Retail sales decreased to $36.2 billion in April, down two per cent from the previous month after a gain of 2.2 per cent in March from February, according to Statistics Canada figures released Wednesday.
The year-to-date retail sales are still up compared with the first four months of 2009, which Canada was in the grips of a major recession.
The month-to-month drop in April was several times larger than economists had projected, largely due to extra buying in March that skewed sales figures.
“We saw a weather-induced shopping spree in March. We saw clothing just rise significantly and it was inevitable you were going to see a decline (in April) because Canadians had brought forward a lot of their purchases of clothing and shoes and all those seasonal items,” Rangasamy said.
Statistics Canada said 10 of 11 retail subsectors and in all provinces showed declines in April, following an overall upward trend since the beginning of 2009.
The only subsector to register a gain was electronics and appliance stores, where sales increased 0.6 per cent. Among the notable declines was a 5.3 per cent drop for new-car dealers and a 5.2 per cent decline in sales at clothing and clothing accessories stores.
BMO Capital economist Douglas Porter attributed the decline primarily to reduced sales volumes, which fell by 1.9 per cent after a 2.3 per cent spike in March.
TD Economics saw the numbers somewhat differently, though, saying lower prices for gasoline were also a factor — although it agreed that the retail numbers were affected by lower sales volumes.
“In addition to a price-induced decline in gasoline store sales, a major pull-back in sales at motor vehicle and parts dealers (-4.8 per cent) was the greatest culprit behind the sales drop in April. Excluding these two auto-related areas, retail spending fell a more muted one per cent compared to March,” TD economist Derek Burleton wrote.
The economists said April’s numbers weren’t a major concern but likely signalled a somewhat slower pace of growth for the Canadian economy compared with the robust first quarter of 2010 and fourth quarter of 2009.
Even April was up compared with the same month of 2009, when the economy was still near the bottom of the 2008-09 recession.

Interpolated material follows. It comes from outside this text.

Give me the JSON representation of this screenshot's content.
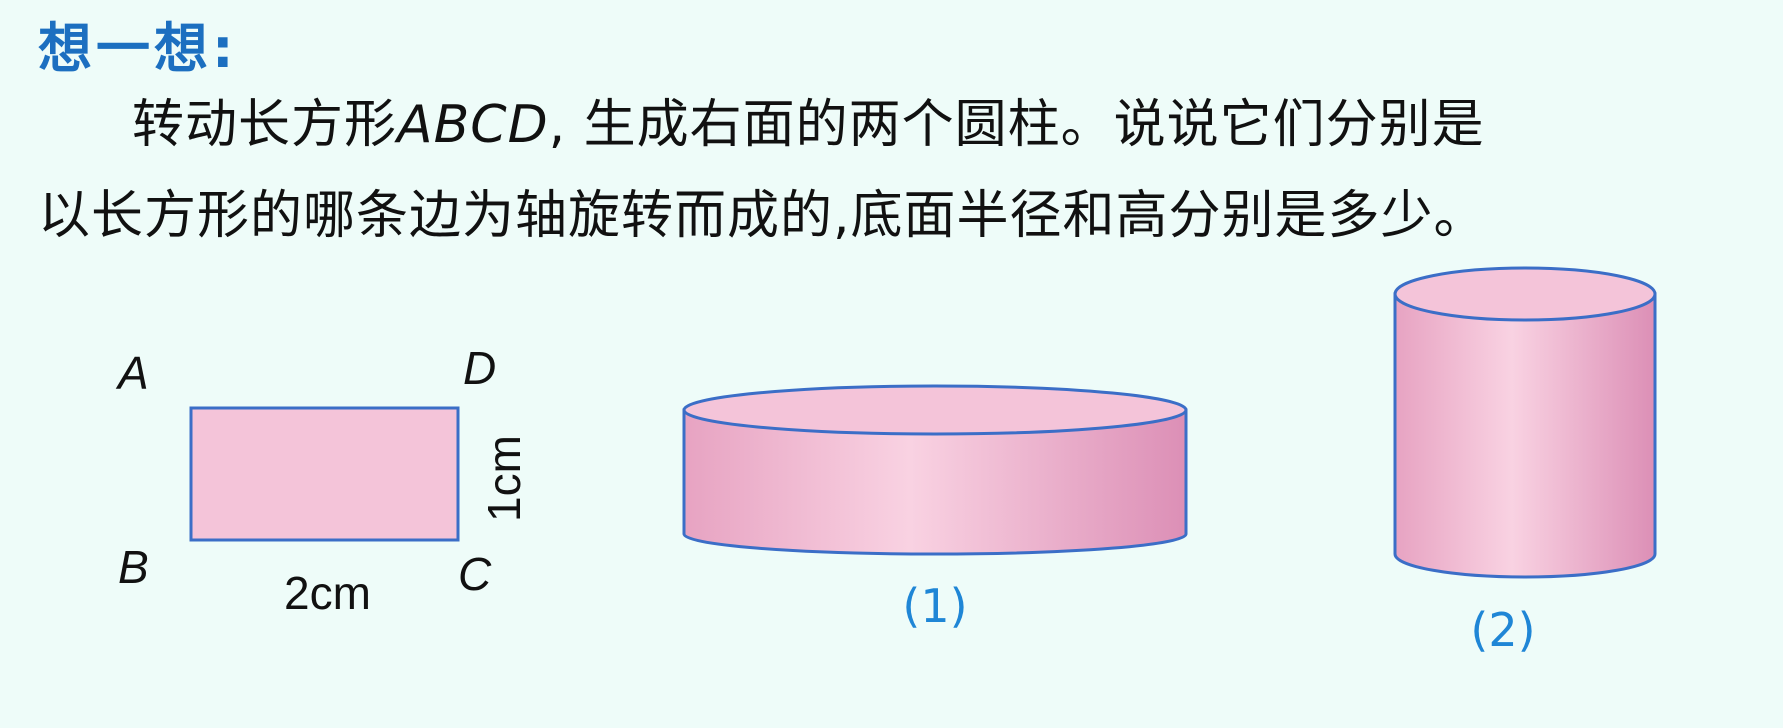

Overall retail sales for the country were up 6.6 per cent from $33.9 billion in April 2009.
But the Canada economic growth is widely expected to slow down in the second quarter and for the rest of the year from the unusually strong 6.1 per cent in the first quarter.
The once-hot housing market is already showing signs of cooling and statistics, including GDP growth and spending figures, reported later this year will compare less favourably to a strong second half of 2009.

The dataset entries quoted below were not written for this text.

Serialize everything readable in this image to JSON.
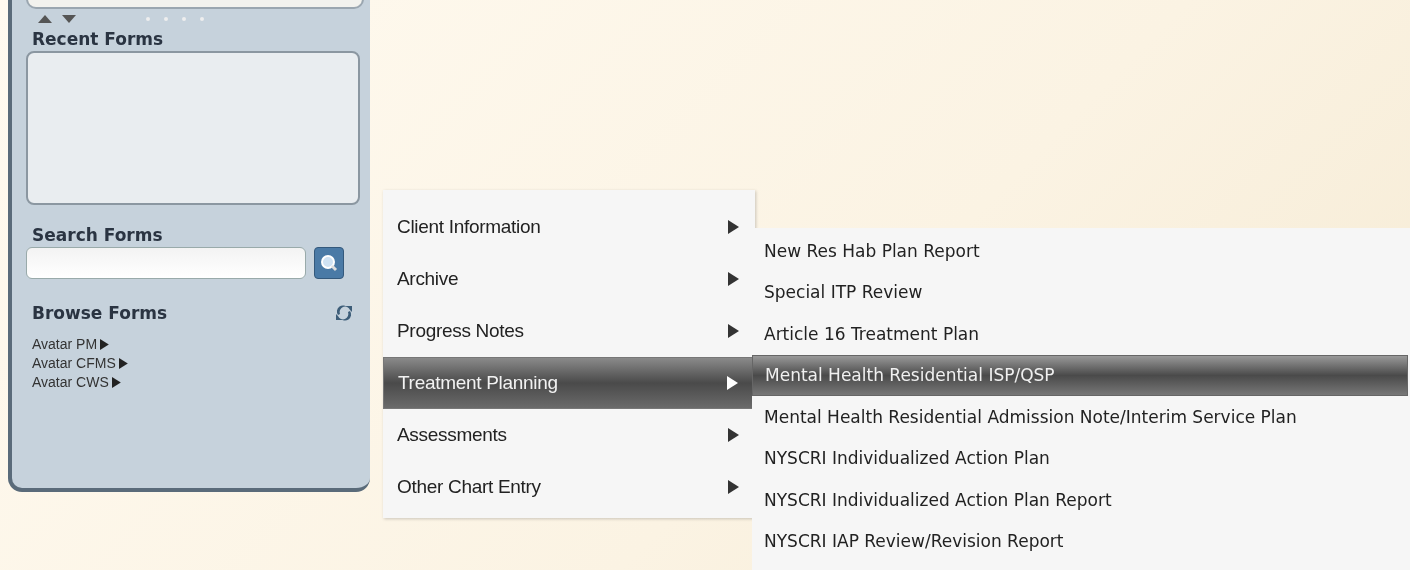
{
  "sidebar": {
    "recent_forms": {
      "title": "Recent Forms"
    },
    "search_forms": {
      "title": "Search Forms"
    },
    "browse_forms": {
      "title": "Browse Forms",
      "items": [
        {
          "label": "Avatar PM"
        },
        {
          "label": "Avatar CFMS"
        },
        {
          "label": "Avatar CWS"
        }
      ]
    }
  },
  "menu": {
    "items": [
      {
        "label": "Client Information",
        "selected": false
      },
      {
        "label": "Archive",
        "selected": false
      },
      {
        "label": "Progress Notes",
        "selected": false
      },
      {
        "label": "Treatment Planning",
        "selected": true
      },
      {
        "label": "Assessments",
        "selected": false
      },
      {
        "label": "Other Chart Entry",
        "selected": false
      }
    ]
  },
  "submenu": {
    "items": [
      {
        "label": "New Res Hab Plan Report",
        "selected": false
      },
      {
        "label": "Special ITP Review",
        "selected": false
      },
      {
        "label": "Article 16 Treatment Plan",
        "selected": false
      },
      {
        "label": "Mental Health Residential ISP/QSP",
        "selected": true
      },
      {
        "label": "Mental Health Residential Admission Note/Interim Service Plan",
        "selected": false
      },
      {
        "label": "NYSCRI Individualized Action Plan",
        "selected": false
      },
      {
        "label": "NYSCRI Individualized Action Plan Report",
        "selected": false
      },
      {
        "label": "NYSCRI IAP Review/Revision Report",
        "selected": false
      }
    ]
  }
}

Burleton said April’s retail data suggest that growth in consumer spending likely moderated in the second quarter, which ends June 30, after an “oversized gain” of 4.4 per cent in the first quarter.

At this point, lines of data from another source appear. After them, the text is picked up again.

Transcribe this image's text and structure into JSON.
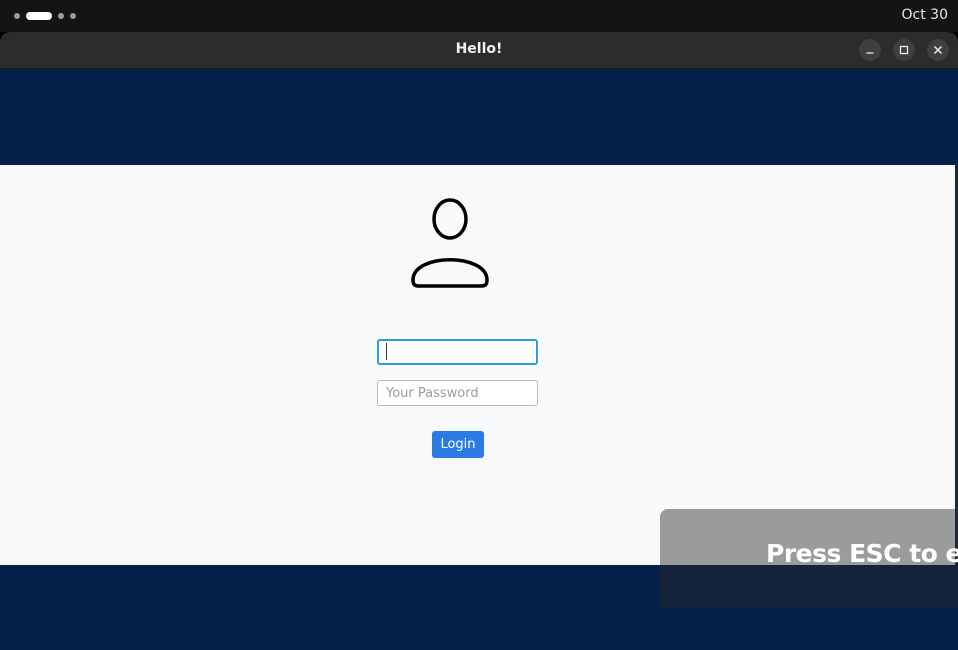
{
  "system": {
    "clock": "Oct 30",
    "workspaces": {
      "count": 4,
      "active_index": 1
    }
  },
  "window": {
    "title": "Hello!",
    "buttons": [
      "minimize",
      "maximize",
      "close"
    ]
  },
  "login": {
    "username_value": "",
    "username_placeholder": "",
    "password_placeholder": "Your Password",
    "login_label": "Login"
  },
  "overlay": {
    "esc_text": "Press ESC to exit"
  },
  "icons": {
    "avatar": "user-icon",
    "minimize": "minimize-icon",
    "maximize": "maximize-icon",
    "close": "close-icon"
  },
  "colors": {
    "header_band": "#04204b",
    "content_bg": "#f7f9fa",
    "login_button": "#2c7be5",
    "focus_ring": "#2b9fd6"
  }
}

TD remains confident the economy expanded by a strong 3.5 to four per cent in the second quarter as a whole but said the race to beat out low interest rates earlier this year has probably brought sales forward from the future and sapped pent-up demand.
CIBC revised its forecast for GDP growth in April down slightly from a projected 0.2 per cent increase to no change after the retail figures were released. However, the bank still predicts growth of three per cent for the second quarter.
Entering the second half of the year, a new tax regime in Ontario and B.C. could drive higher consumer spending figures in June in advance of the July 1 implementation date, Rangasamy said.
“We might see a big boost in June and then a dip in July, but having said that consumers still have to spend it doesn’t mean a dip in July and continual decline after that,” he said.
That’s because conditions are still favourable for Canadians to spend. The labour market is improving and household incomes continue to rise. Meanwhile, interest rates, which can affect purchases of big ticket items such as automobiles and appliances, are expected to rise only gradually.
“Those lead us to believe there’s still room for consumers to contribute to GDP this year,” Rangasamy said.
“It might be at a slower pace because we think the economy’s going to slow down towards the end of the year, but consumers are still going to be big contributors to GDP.”